The European Audiovisual Observatory has published a new report on female professionals active in the European film industry, which states that only 26% of directors of European feature films are women. The gender gap was more pronounced among cinematographers and composers, where women only represented 11% and 10% of the workforce, respectively. In turn, the female share was higher among producers (35%) and screenwriters (29%).

This report – Female Professionals in European Film Production 2023 edition – provides an overview of the gender disparity among film professionals working in the European film industry.

The report considers the origin of film works, rather than the nationality of directors. A film was of European origin when produced and majority-financed by a European country. For this analysis, the 46 member states of the Council of Europe are considered European countries.

The report’s scope includes seven professional categories: directors, screenwriters, producers, cinematographers, composers, editors and lead roles.

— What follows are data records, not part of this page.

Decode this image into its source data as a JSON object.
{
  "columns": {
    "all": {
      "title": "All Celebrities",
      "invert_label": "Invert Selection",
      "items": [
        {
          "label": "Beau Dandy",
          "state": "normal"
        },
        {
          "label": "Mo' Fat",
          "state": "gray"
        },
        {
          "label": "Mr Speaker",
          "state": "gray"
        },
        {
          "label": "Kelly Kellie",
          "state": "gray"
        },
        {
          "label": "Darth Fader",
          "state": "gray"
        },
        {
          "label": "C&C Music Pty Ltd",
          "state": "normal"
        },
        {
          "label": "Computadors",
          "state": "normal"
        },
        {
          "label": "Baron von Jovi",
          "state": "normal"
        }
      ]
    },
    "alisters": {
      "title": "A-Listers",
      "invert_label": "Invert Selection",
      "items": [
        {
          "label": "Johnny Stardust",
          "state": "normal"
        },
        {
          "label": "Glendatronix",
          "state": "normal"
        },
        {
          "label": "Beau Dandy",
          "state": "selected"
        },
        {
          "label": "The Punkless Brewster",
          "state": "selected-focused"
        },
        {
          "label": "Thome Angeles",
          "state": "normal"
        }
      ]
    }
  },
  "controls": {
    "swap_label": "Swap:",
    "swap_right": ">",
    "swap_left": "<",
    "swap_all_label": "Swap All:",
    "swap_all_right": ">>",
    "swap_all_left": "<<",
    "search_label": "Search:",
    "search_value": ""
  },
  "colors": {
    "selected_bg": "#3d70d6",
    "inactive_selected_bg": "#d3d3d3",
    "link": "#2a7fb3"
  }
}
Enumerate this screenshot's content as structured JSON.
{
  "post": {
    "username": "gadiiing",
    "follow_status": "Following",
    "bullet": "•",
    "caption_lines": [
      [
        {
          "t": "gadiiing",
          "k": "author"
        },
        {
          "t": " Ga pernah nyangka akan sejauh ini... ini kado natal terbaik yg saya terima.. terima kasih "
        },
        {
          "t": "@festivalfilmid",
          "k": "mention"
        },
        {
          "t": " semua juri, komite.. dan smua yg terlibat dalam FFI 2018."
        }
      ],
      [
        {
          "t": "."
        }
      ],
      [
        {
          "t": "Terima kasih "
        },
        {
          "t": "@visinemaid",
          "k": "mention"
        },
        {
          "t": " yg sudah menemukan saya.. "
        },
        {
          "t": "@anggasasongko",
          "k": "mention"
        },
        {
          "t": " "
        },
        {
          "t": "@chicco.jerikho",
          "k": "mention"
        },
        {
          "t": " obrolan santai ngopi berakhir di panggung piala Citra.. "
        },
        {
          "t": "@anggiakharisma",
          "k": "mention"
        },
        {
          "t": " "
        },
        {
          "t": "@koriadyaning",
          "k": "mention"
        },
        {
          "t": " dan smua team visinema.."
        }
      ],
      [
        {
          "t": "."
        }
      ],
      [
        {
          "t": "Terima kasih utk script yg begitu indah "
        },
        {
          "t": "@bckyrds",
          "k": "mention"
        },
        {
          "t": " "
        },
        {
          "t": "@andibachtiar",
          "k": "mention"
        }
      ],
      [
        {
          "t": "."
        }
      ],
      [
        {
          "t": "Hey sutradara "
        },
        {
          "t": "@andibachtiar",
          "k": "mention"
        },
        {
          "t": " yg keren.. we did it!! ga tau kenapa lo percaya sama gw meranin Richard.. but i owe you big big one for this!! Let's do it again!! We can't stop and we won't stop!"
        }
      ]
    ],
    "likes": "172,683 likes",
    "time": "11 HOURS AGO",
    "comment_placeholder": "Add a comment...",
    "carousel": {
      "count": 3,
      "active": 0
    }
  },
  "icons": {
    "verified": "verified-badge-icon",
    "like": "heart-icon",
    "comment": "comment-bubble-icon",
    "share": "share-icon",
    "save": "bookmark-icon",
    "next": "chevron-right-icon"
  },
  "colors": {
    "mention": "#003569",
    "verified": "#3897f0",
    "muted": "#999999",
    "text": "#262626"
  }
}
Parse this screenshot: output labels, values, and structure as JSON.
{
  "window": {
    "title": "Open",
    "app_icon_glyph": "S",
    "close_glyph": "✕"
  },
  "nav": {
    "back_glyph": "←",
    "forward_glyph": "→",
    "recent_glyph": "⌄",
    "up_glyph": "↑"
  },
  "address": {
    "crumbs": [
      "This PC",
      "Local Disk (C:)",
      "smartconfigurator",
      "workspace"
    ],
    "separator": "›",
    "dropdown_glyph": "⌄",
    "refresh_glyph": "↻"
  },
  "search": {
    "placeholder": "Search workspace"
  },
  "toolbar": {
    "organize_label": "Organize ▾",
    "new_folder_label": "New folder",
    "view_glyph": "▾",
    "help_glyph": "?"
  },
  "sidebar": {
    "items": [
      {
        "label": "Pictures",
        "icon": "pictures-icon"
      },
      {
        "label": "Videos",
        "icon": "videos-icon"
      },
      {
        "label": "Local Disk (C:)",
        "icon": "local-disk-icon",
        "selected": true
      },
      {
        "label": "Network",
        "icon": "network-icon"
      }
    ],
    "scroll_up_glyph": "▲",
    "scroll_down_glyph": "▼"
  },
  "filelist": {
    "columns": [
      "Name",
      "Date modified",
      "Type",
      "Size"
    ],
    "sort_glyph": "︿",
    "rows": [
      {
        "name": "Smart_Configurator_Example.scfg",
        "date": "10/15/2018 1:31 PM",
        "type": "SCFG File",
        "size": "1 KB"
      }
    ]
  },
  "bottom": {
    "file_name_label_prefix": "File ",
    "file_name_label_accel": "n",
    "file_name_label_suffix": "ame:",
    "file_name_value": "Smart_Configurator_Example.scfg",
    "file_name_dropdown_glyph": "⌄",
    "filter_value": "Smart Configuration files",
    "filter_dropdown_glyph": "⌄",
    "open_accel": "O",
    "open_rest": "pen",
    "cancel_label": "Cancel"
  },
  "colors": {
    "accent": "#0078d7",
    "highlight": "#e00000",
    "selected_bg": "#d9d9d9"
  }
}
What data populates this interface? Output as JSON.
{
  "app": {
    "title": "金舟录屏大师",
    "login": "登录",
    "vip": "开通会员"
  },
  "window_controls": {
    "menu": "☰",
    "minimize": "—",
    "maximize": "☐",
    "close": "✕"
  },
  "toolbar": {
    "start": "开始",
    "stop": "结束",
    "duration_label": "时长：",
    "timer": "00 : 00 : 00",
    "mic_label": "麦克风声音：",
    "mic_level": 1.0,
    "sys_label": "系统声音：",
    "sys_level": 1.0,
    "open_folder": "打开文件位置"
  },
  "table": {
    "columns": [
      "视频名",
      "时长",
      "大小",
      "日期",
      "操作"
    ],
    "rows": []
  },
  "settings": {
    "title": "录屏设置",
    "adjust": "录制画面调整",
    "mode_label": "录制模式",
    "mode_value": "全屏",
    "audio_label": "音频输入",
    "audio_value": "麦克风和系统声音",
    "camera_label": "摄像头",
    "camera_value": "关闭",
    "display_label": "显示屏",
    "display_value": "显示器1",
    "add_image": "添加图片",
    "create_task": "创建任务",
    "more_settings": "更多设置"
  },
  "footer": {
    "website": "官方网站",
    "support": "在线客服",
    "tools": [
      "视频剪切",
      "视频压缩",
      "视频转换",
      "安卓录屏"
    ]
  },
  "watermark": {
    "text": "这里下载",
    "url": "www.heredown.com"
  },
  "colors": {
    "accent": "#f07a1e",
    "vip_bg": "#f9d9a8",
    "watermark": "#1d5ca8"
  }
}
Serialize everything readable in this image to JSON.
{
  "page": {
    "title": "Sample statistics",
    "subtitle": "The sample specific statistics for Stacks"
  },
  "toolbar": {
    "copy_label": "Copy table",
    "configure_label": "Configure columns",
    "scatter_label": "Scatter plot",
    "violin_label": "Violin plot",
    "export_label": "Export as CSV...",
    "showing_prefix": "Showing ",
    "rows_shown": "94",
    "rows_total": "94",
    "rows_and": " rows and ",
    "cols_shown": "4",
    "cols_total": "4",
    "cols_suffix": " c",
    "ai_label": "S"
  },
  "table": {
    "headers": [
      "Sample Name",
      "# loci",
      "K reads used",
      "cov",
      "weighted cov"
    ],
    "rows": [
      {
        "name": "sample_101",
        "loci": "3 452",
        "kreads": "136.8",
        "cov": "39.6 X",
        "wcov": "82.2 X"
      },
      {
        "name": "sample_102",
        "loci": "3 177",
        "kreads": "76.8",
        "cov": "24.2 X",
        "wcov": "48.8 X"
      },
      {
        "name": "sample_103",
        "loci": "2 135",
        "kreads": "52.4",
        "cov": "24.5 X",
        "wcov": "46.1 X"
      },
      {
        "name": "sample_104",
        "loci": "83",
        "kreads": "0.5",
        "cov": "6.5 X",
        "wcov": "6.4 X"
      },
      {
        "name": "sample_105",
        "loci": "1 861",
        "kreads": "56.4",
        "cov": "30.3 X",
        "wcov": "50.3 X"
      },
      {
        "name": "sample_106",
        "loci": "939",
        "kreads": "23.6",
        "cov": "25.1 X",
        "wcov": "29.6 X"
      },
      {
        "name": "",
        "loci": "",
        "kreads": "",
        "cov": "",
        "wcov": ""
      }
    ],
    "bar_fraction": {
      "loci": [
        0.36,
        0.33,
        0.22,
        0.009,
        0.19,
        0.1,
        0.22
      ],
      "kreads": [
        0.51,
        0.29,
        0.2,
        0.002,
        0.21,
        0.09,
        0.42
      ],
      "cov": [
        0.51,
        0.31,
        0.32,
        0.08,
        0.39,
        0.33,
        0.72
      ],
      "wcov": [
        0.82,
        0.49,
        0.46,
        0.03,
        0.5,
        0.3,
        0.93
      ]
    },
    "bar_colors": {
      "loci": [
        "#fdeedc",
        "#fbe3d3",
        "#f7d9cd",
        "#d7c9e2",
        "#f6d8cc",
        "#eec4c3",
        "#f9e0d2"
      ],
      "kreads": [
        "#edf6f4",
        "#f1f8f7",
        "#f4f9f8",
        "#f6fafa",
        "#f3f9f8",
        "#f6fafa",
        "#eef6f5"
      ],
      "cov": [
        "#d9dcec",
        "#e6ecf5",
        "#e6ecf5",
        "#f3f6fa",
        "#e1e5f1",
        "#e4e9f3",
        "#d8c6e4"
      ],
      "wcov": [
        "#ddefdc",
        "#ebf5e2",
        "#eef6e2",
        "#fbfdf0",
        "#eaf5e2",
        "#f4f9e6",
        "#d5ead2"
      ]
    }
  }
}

It found that women accounted for 26% of all directors of European feature films active between 2018 and 2022. On average, women helmed fewer films than men and they were less likely to be the sole directors of feature films than their male counterparts. For these reasons, the average share of female directors per film was 23%, a figure which is lower than the share of women among all active directors in the workforce in the same time period.

In the same period, female directors in the sample were involved, whether alone or in partnership with other colleagues, in the direction of 26% of European feature films. However, the share of films directed by female-driven* teams was only 21% – because when women co-directed a film, it was in most cases in collaboration with a male colleague. 15

The share of women among directors varied across film genres. The female share was higher among directors of documentaries (31% between 2018 and 2022) than for live-action fiction (21%) and animation films (20%).

Comparatively, the level of activity for female directors was slightly lower than for their male counterparts. The majority (74%) of filmmakers in the sample, all genders considered, only directed a single film between 2013 and 2022. However, female directors were comparatively less prolific than males: only 22% of women in the sample directed more than one film between 2013 and 2022, compared to 28% for men.

When looking at the proportion of women and men among the total number of directors of each feature film, the average share of female directors per film was 23% between 2018 and 2022. This share has only marginally increased over the last decade.

Other findings include:

  • Women represented 29% of screenwriters of European feature films produced between 2018 and 2022.
  • Among behind-the-camera roles, the highest female presence was registered among producers (35%) and screenwriters (29%).
  • The gender gap was most visible concerning cinematographers and composers, as women represent 11% and 10% of active professionals respectively.
  • The share of female professionals is progressing slowly, with variations across Europe.
  • On average, female professionals in film crews worked on slightly fewer films than their male counterparts, except for film editors.
  • Women in key crew positions were more likely than their male colleagues to work in teams, as well as in gender-mixed settings.
  • Documentary was the film genre with the highest share of female professionals, taking into consideration all crew roles.
  • Data suggest a positive correlation between the presence of at least one female co-director and an increase in the share of women working in film crews.

You can download the full report here.

* In this context, “female-driven” refers to feature films by a majority of female directors: by one individual female director; by several female directors; or by teams of directors of both genders with a female presence of at least 60%.